Il Gip del Tribunale di Enna, ha concesso gli arresti domiciliari a Marius Dumitru Moiisi 20 anni, arrestato nei giorni scori dagli agenti del commissariato di pubblica sicurezza di Canicattì e dai colleghi della mobile del capoluogo ennese perché ritenuto il componente di una banda che effettuava furti in appartamento nel capoluogo di provincia più alto d’Italia.

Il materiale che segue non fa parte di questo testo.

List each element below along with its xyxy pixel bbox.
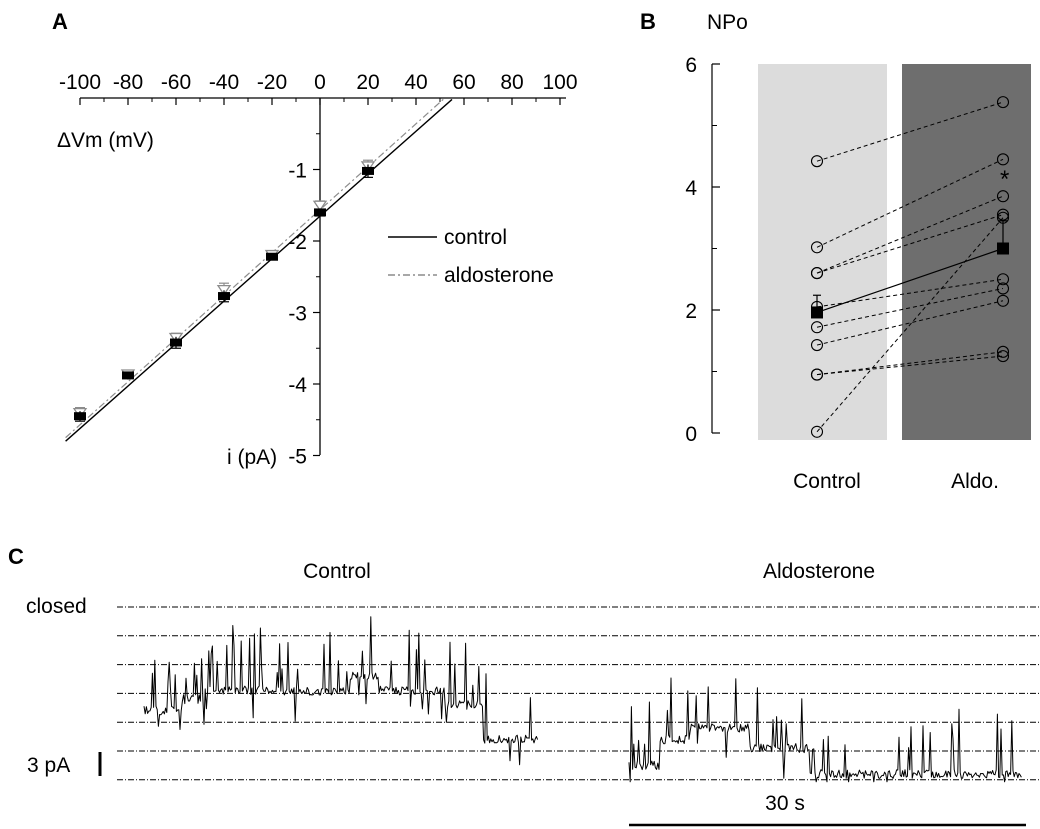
control-marker (170, 338, 182, 347)
panel-c: C Control Aldosterone closed 3 pA 30 s (8, 544, 1040, 827)
panel-letter-b: B (640, 9, 656, 34)
control-band (758, 64, 887, 440)
aldosterone-fit-line (65, 97, 446, 439)
control-point (810, 368, 824, 381)
panel-a: A -100 -80 -60 -40 -20 0 20 40 60 80 100 -1-2-3-4-… (52, 9, 578, 469)
trace-title-control: Control (303, 560, 371, 583)
legend-label-control: control (444, 226, 507, 249)
control-point (810, 267, 824, 280)
control-point (810, 425, 824, 438)
closed-level-label: closed (26, 595, 87, 618)
aldosterone-marker (312, 200, 328, 212)
paired-line (816, 195, 1004, 274)
control-point (810, 241, 824, 254)
iv-y-tick-label: -4 (288, 374, 307, 397)
iv-x-tick-label: 20 (356, 71, 379, 94)
npo-y-tick-label: 0 (685, 423, 697, 446)
paired-line (816, 300, 1004, 346)
control-marker (122, 371, 134, 380)
paired-line (816, 355, 1004, 376)
control-marker (314, 208, 326, 217)
control-point (810, 321, 824, 334)
iv-x-tick-label: 60 (452, 71, 475, 94)
aldosterone-marker (216, 284, 232, 296)
iv-x-tick-label: 100 (542, 71, 577, 94)
iv-series (65, 97, 453, 442)
paired-line (816, 351, 1004, 376)
time-scale-label: 30 s (765, 792, 805, 815)
iv-x-tick-label: 0 (314, 71, 326, 94)
aldosterone-mean-marker (997, 242, 1009, 255)
paired-line (816, 214, 1004, 274)
npo-means (811, 220, 1009, 319)
iv-y-tick-label: -5 (288, 446, 307, 469)
npo-y-ticks: 0 2 4 6 (685, 54, 720, 446)
panel-b: B NPo 0 2 4 6 * Control Aldo. (640, 9, 1031, 493)
aldosterone-point (996, 208, 1010, 221)
paired-line (816, 217, 1004, 433)
control-mean-marker (811, 306, 823, 319)
aldosterone-point (996, 282, 1010, 295)
control-point (810, 155, 824, 168)
npo-y-tick-label: 2 (685, 300, 697, 323)
control-marker (266, 252, 278, 261)
npo-paired-points (810, 96, 1010, 438)
iv-x-tick-label: 40 (404, 71, 427, 94)
aldosterone-band (902, 64, 1031, 440)
aldosterone-point (996, 345, 1010, 358)
legend-label-aldosterone: aldosterone (444, 264, 554, 287)
npo-y-tick-label: 6 (685, 54, 697, 77)
iv-x-tick-label: -80 (113, 71, 143, 94)
control-point (810, 339, 824, 352)
iv-y-tick-label: -3 (288, 303, 307, 326)
category-label-control: Control (793, 470, 861, 493)
iv-y-ticks: -1 -2 -3 -4 -5 (288, 133, 320, 469)
npo-axis-label: NPo (707, 11, 748, 34)
panel-letter-a: A (52, 9, 68, 34)
iv-y-axis-label: i (pA) (227, 446, 277, 469)
category-label-aldo: Aldo. (951, 470, 999, 493)
control-marker (218, 292, 230, 301)
trace-title-aldosterone: Aldosterone (763, 560, 875, 583)
paired-line (816, 287, 1004, 328)
paired-line (816, 158, 1004, 248)
aldosterone-point (996, 96, 1010, 109)
aldosterone-point (996, 153, 1010, 166)
iv-x-tick-label: -100 (59, 71, 101, 94)
iv-y-tick-label: -1 (288, 160, 307, 183)
iv-x-tick-label: 80 (500, 71, 523, 94)
significance-star: * (1000, 166, 1009, 193)
iv-legend: control aldosterone (388, 226, 554, 287)
iv-x-tick-label: -40 (209, 71, 239, 94)
aldosterone-point (996, 273, 1010, 286)
iv-x-tick-label: -20 (257, 71, 287, 94)
control-fit-line (65, 98, 453, 442)
current-scale-label: 3 pA (27, 754, 70, 777)
iv-y-tick-label: -2 (288, 231, 307, 254)
iv-x-tick-label: -60 (161, 71, 191, 94)
panel-letter-c: C (8, 544, 24, 569)
control-marker (74, 412, 86, 421)
iv-x-ticks: -100 -80 -60 -40 -20 0 20 40 60 80 100 (59, 71, 578, 105)
control-trace (143, 616, 539, 766)
aldosterone-point (996, 190, 1010, 203)
npo-y-tick-label: 4 (685, 177, 697, 200)
aldosterone-point (996, 350, 1010, 363)
iv-x-axis-label: ΔVm (mV) (57, 129, 154, 152)
control-marker (362, 166, 374, 175)
aldosterone-trace (628, 677, 1022, 783)
mean-line (816, 247, 1004, 314)
paired-line (816, 101, 1004, 162)
aldosterone-point (996, 294, 1010, 307)
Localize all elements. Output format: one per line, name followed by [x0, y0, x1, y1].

La decisione del Giudice per le indagini preliminari, è stata adottata su richiesta del legale di fiducia del ventenne, l’avvocato Paolo Ingrao, il quale ha dimostrato la trascorsa flagranza del reato che veniva contestato al suo assistito. Il giovane, finito in manette il 27 dicembre scorso è ritenuto il componente di una banda composta oltre da lui anche da altri tre connazionali, che tra i mesi di febbraio e marzo di quest’anno avrebbero messo a segno una serie di furti all’interno di appartamenti nel capoluogo ennese.

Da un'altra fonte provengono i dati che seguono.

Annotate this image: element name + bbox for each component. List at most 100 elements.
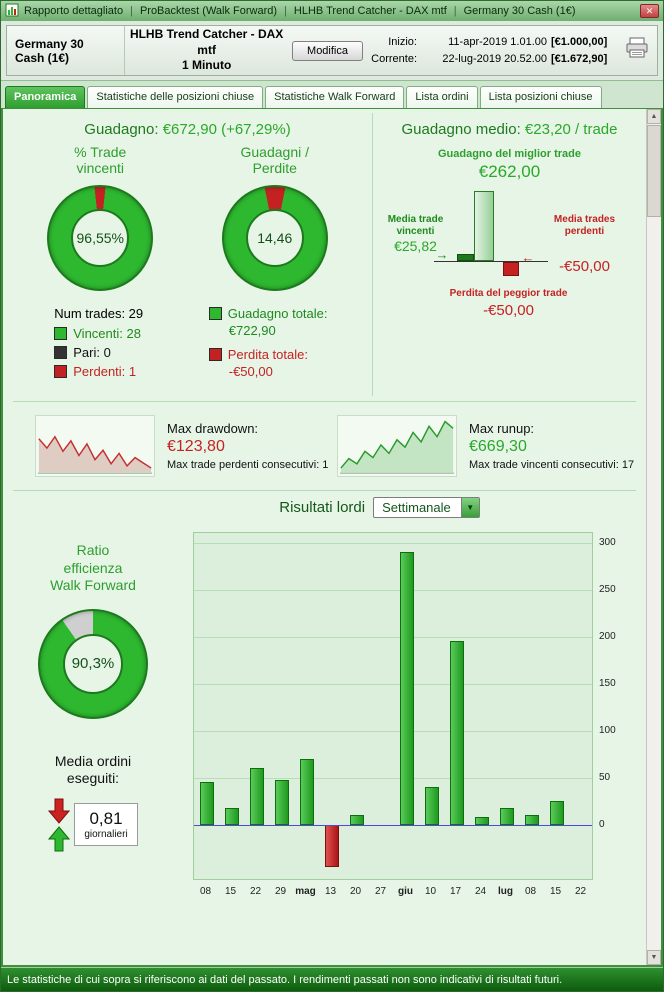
results-header: Risultati lordi Settimanale ▼ xyxy=(58,497,646,519)
legend-swatch xyxy=(54,327,68,341)
avg-orders-value: 0,81 xyxy=(89,809,123,829)
y-axis-label: 200 xyxy=(599,630,616,642)
report-header: Germany 30 Cash (1€) HLHB Trend Catcher … xyxy=(1,21,663,81)
result-bar xyxy=(199,782,214,825)
scrollbar-track[interactable] xyxy=(647,124,661,950)
x-axis-label: 08 xyxy=(524,886,537,898)
runup-sub: Max trade vincenti consecutivi: 17 xyxy=(469,459,635,472)
result-bar xyxy=(274,779,289,825)
select-arrow-icon[interactable]: ▼ xyxy=(460,498,479,518)
scrollbar-thumb[interactable] xyxy=(647,125,661,217)
tab-4[interactable]: Lista ordini xyxy=(406,86,478,108)
profit-factor-value: 14,46 xyxy=(245,209,304,268)
tab-1[interactable]: Panoramica xyxy=(5,86,86,108)
strategy-title: HLHB Trend Catcher - DAX mtf xyxy=(129,27,284,57)
result-bar xyxy=(449,641,464,825)
results-plot xyxy=(193,532,593,881)
legend-item: Pari: 0 xyxy=(54,345,180,360)
drawdown-block: Max drawdown: €123,80 Max trade perdenti… xyxy=(35,415,337,478)
drawdown-text: Max drawdown: €123,80 Max trade perdenti… xyxy=(167,421,328,471)
printer-icon[interactable] xyxy=(625,37,649,64)
x-axis-label: 15 xyxy=(224,886,237,898)
scroll-down-icon[interactable]: ▼ xyxy=(647,950,661,965)
results-chart: 0 50 100 150 200 250 300 08 15 22 29 mag 13 20 27 giu 10… xyxy=(183,526,646,918)
vertical-scrollbar[interactable]: ▲ ▼ xyxy=(646,109,661,965)
avg-orders-widget: 0,81 giornalieri xyxy=(3,798,183,852)
results-section: Risultati lordi Settimanale ▼ Ratio effi… xyxy=(3,497,646,918)
total-label: Guadagno totale: xyxy=(227,306,328,322)
x-axis-label: 10 xyxy=(424,886,437,898)
total-swatch xyxy=(208,348,222,362)
runup-block: Max runup: €669,30 Max trade vincenti co… xyxy=(337,415,639,478)
strategy-timeframe: 1 Minuto xyxy=(181,58,232,73)
win-rate-title: % Trade vincenti xyxy=(74,144,127,177)
x-axis-label: 24 xyxy=(474,886,487,898)
wf-ratio-value: 90,3% xyxy=(63,633,123,694)
title-bar: Rapporto dettagliato | ProBacktest (Walk F… xyxy=(1,1,663,21)
overview-right-column: Guadagno medio: €23,20 / trade Guadagno … xyxy=(373,113,646,396)
title-segment: Germany 30 Cash (1€) xyxy=(463,5,576,17)
result-bar xyxy=(324,824,339,868)
totals-legend: Guadagno totale: €722,90 Perdita totale: -€… xyxy=(208,306,355,379)
avg-win-label: Media trade vincenti xyxy=(387,214,444,237)
scroll-up-icon[interactable]: ▲ xyxy=(647,109,661,124)
profit-factor-title: Guadagni / Perdite xyxy=(240,144,310,177)
report-content: Guadagno: €672,90 (+67,29%) % Trade vinc… xyxy=(3,109,646,965)
x-axis-label: 13 xyxy=(324,886,337,898)
period-select[interactable]: Settimanale ▼ xyxy=(373,497,480,519)
y-axis-label: 150 xyxy=(599,677,616,689)
win-rate-value: 96,55% xyxy=(71,209,130,268)
gridline xyxy=(194,589,592,591)
total-value: €722,90 xyxy=(228,323,276,339)
title-separator: | xyxy=(453,5,457,17)
runup-value: €669,30 xyxy=(469,438,527,456)
title-separator: | xyxy=(130,5,133,17)
legend-swatch xyxy=(54,365,68,379)
avg-win-value: €25,82 xyxy=(394,238,437,254)
best-trade-bar xyxy=(473,191,494,261)
tab-5[interactable]: Lista posizioni chiuse xyxy=(479,86,602,108)
avg-loss-value: -€50,00 xyxy=(559,258,610,275)
y-axis-label: 250 xyxy=(599,583,616,595)
order-arrows xyxy=(48,798,71,852)
gridline xyxy=(194,542,592,544)
result-bar xyxy=(224,807,239,825)
legend-label: Perdenti: 1 xyxy=(73,364,137,380)
total-item: Perdita totale: -€50,00 xyxy=(208,347,355,379)
wf-ratio-title: Ratio efficienza Walk Forward xyxy=(50,542,136,594)
result-bar xyxy=(524,815,539,825)
gain-value: €672,90 (+67,29%) xyxy=(162,121,291,138)
modify-button[interactable]: Modifica xyxy=(292,40,363,61)
buy-arrow-icon xyxy=(48,825,71,852)
gridline xyxy=(194,730,592,732)
title-segment: ProBacktest (Walk Forward) xyxy=(139,5,278,17)
current-date-row: Corrente: 22-lug-2019 20.52.00 [€1.672,9… xyxy=(363,51,623,68)
result-bar xyxy=(299,758,314,825)
result-bar xyxy=(499,807,514,825)
sell-arrow-icon xyxy=(48,798,71,824)
date-range: Inizio: 11-apr-2019 1.01.00 [€1.000,00] … xyxy=(363,34,623,67)
legend-swatch xyxy=(54,346,68,360)
avg-gain-heading: Guadagno medio: €23,20 / trade xyxy=(373,121,646,138)
tab-3[interactable]: Statistiche Walk Forward xyxy=(265,86,405,108)
x-axis-label: mag xyxy=(295,886,316,898)
trades-legend: Vincenti: 28 Pari: 0 Perdenti: 1 xyxy=(54,326,180,379)
avg-orders-unit: giornalieri xyxy=(84,829,128,841)
strategy-name: HLHB Trend Catcher - DAX mtf 1 Minuto xyxy=(125,27,288,74)
gain-label: Guadagno: xyxy=(84,121,159,138)
x-axis-label: 15 xyxy=(549,886,562,898)
tab-2[interactable]: Statistiche delle posizioni chiuse xyxy=(87,86,264,108)
runup-text: Max runup: €669,30 Max trade vincenti co… xyxy=(469,421,634,471)
avg-loss-arrow-icon: ← xyxy=(521,250,535,265)
start-equity: [€1.000,00] xyxy=(551,36,608,48)
legend-item: Perdenti: 1 xyxy=(54,364,180,379)
num-trades-label: Num trades: 29 xyxy=(54,306,144,322)
drawdown-sparkline xyxy=(35,415,155,478)
status-bar: Le statistiche di cui sopra si riferisco… xyxy=(1,967,663,991)
current-date: 22-lug-2019 20.52.00 xyxy=(442,52,547,65)
y-axis-label: 0 xyxy=(599,818,605,830)
status-text: Le statistiche di cui sopra si riferisco… xyxy=(7,973,563,986)
close-icon[interactable]: ✕ xyxy=(640,4,659,18)
x-axis-label: 22 xyxy=(574,886,587,898)
tab-bar: Panoramica Statistiche delle posizioni ch… xyxy=(1,81,663,108)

Le indagini che hanno portato all’arresto di Moiisi il quale nonostante la sua giovane età ha numerosi precedenti penali, sono partite dal furto di un telefono cellulare, rubato all’interno di uno degli appartamenti svaligiati dai ladri. Messo sotto controllo, gli investigatori sono riusciti ad appurare che l’apparato agganciava celle telefoniche tra le province di Enna ed Agrigento ed in particolare nella città di Canicattì. Acquisiti i tabulati telefonici dell’utenza, inoltre, la polizia è riuscita a risalire all’utilizzatore dell’apparecchio individuato in Marius Dumitru Moiisi, per il quale è scattato l’ordine d’arresto mentre si trovava ai domiciliari all’interno della sua abitazione che si trova nel centro storico di Canicattì e dove stava scontando una pena per altri reati.

Della banda, avrebbero fatto parte altri tre giovani romeni. In particolare, uno di loro Ivres Mihai 24 anni, si trova in carcere in Romania, dopo essere stato condannato a 28 anni di reclusione dal Tribunale del suo paese per duplice omicidio. Infatti, il ventiquattrenne tornato in patria per un breve periodo di vacanza avrebbe ucciso, scorticandoli vivi una coppia di coniugi a scopo di rapina. Gli altri due invece Cosmin Surich e Micu Condurach, entrambi più che ventenni, risiedono ancora a Canicattì.